Denosumab (brand name Prolia) is a medication used to treat severe osteoporosis. It works by turning off the natural process of breaking down and reabsorbing bones. It is administered through a shot twice per year for up to 10 years. Denosumab has proven effective at building bone density and reducing spine and hip fractures. However, it carries a risk of serious side effects. People with weakened immune systems are advised not to use to denosumab because it can lead to serious infections that require hospitalization (such as heart infections). It can also cause disintegration of the jaw, called osteonecrosis, and atypical femur fractures. The NWHN is concerned that for most postmenopausal women, the benefit of denosumab does not outweigh the risks. We recommend that women seeking osteoporosis treatment approach denosumab with caution.
Common osteoporosis treatment plans with denosumab also include follow up treatments with medication like a bisphosphonate which slows the rate of bone loss. This is because the bone-density building benefits of denosumab are lost quickly after you stop taking the medication if you do not follow up with a few years of a medication like bisphosphonates.

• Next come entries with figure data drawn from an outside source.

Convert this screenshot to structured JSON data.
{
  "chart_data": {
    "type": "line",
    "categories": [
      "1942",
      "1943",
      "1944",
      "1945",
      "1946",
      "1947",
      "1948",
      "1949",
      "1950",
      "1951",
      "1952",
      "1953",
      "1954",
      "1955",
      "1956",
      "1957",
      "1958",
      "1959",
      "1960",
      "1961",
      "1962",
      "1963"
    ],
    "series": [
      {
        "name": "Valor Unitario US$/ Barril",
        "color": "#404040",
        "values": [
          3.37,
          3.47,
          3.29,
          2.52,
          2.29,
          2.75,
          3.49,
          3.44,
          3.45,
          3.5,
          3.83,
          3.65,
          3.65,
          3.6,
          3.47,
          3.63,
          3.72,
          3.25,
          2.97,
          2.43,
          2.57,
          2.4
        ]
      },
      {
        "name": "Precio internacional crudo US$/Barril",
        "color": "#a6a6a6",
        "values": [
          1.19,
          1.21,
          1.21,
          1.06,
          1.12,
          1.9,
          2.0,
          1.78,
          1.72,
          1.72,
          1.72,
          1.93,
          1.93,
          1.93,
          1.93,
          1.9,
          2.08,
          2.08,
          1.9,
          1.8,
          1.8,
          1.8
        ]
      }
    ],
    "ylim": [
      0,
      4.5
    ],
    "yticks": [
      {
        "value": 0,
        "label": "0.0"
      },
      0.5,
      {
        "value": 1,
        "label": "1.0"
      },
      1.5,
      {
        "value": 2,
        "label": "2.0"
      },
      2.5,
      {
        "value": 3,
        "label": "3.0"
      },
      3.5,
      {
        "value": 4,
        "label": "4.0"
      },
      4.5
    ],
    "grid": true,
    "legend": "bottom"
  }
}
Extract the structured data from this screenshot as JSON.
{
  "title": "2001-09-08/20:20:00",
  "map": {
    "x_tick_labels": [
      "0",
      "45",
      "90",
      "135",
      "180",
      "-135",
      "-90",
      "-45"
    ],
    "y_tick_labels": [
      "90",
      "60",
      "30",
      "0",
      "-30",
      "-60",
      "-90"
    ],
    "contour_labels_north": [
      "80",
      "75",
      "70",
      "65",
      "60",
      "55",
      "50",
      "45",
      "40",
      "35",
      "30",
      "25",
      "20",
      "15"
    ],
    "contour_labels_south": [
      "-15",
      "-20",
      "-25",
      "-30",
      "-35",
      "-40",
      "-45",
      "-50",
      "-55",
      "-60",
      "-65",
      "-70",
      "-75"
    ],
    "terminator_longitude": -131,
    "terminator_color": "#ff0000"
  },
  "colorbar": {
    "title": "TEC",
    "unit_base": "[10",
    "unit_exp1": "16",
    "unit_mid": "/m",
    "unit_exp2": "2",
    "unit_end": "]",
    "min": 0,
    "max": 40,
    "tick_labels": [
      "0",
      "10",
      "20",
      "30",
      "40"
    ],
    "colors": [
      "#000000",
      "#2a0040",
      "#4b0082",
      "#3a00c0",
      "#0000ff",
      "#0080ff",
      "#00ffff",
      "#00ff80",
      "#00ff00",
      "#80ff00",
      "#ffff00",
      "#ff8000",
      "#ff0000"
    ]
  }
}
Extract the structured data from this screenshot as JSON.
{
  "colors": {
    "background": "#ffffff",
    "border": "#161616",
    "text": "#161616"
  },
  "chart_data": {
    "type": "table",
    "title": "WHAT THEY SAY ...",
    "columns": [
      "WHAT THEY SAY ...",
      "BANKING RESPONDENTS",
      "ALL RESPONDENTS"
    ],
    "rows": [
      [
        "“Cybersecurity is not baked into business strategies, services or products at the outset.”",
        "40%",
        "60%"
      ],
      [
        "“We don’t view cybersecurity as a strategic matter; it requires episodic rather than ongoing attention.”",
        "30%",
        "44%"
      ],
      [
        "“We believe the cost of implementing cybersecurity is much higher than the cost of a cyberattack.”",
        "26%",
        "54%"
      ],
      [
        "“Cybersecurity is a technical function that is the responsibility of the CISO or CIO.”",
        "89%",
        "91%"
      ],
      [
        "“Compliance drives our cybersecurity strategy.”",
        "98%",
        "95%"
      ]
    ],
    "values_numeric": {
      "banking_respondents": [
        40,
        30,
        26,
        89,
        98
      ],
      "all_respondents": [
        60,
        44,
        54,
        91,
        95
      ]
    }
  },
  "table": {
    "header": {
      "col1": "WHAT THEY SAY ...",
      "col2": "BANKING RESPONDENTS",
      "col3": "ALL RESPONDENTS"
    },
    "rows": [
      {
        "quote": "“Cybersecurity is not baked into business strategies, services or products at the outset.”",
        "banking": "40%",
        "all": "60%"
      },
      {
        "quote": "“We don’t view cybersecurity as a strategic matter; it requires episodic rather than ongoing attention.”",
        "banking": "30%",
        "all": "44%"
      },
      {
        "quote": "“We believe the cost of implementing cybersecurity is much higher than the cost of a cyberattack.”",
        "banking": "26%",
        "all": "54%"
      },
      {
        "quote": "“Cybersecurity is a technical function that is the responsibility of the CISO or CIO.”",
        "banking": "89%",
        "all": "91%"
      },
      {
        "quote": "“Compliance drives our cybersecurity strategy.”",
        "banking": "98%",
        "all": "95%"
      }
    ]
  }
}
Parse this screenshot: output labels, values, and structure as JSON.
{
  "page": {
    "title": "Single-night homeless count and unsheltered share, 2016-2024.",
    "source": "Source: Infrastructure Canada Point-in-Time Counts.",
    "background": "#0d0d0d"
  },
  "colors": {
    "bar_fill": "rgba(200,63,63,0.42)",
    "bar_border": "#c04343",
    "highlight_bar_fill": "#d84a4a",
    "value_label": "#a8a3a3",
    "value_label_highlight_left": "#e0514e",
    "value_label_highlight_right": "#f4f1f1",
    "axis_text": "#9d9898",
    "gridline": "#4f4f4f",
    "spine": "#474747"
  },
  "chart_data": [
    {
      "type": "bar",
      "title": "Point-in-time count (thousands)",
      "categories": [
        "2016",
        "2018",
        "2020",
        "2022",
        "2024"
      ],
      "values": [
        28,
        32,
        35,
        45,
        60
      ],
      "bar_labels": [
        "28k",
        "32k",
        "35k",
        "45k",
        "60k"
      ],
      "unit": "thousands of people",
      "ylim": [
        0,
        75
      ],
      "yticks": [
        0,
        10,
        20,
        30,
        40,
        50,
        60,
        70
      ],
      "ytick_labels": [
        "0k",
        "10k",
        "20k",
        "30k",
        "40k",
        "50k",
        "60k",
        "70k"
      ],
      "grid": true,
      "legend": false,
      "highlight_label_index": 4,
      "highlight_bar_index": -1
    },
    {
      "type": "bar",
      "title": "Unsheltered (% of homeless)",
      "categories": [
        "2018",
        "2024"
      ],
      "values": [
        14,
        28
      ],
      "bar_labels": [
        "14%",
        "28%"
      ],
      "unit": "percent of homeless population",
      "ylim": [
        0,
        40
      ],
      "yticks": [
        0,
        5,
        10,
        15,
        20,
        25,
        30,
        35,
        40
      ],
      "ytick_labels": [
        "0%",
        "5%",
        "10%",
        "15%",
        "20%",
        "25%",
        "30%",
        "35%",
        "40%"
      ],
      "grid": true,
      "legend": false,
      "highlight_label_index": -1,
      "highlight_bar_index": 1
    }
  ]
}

Recent studies have shown that people who stop taking denosumab experience bone loss within the first year if they do not start taking a new osteoporosis treatment. Clinical trials have demonstrated a rapid decrease in bone mineral density (BMD) and an increase in bone turnover markers (BTMs). Both BMD and BTMs are indicators used to diagnose osteoporosis. In clinical trials, results also suggest that people who stop taking denosumab and did not start another treatment experienced more vertebral fractures (fractures in your spine) in the 10 months after treatment than people who had been taking a placebo. For these reasons, pausing your treatment or taking a “drug holiday” is not recommended when taking denosumab. Researchers and physicians recommend that you do not stop taking denosumab without making a plan for further bone treatment.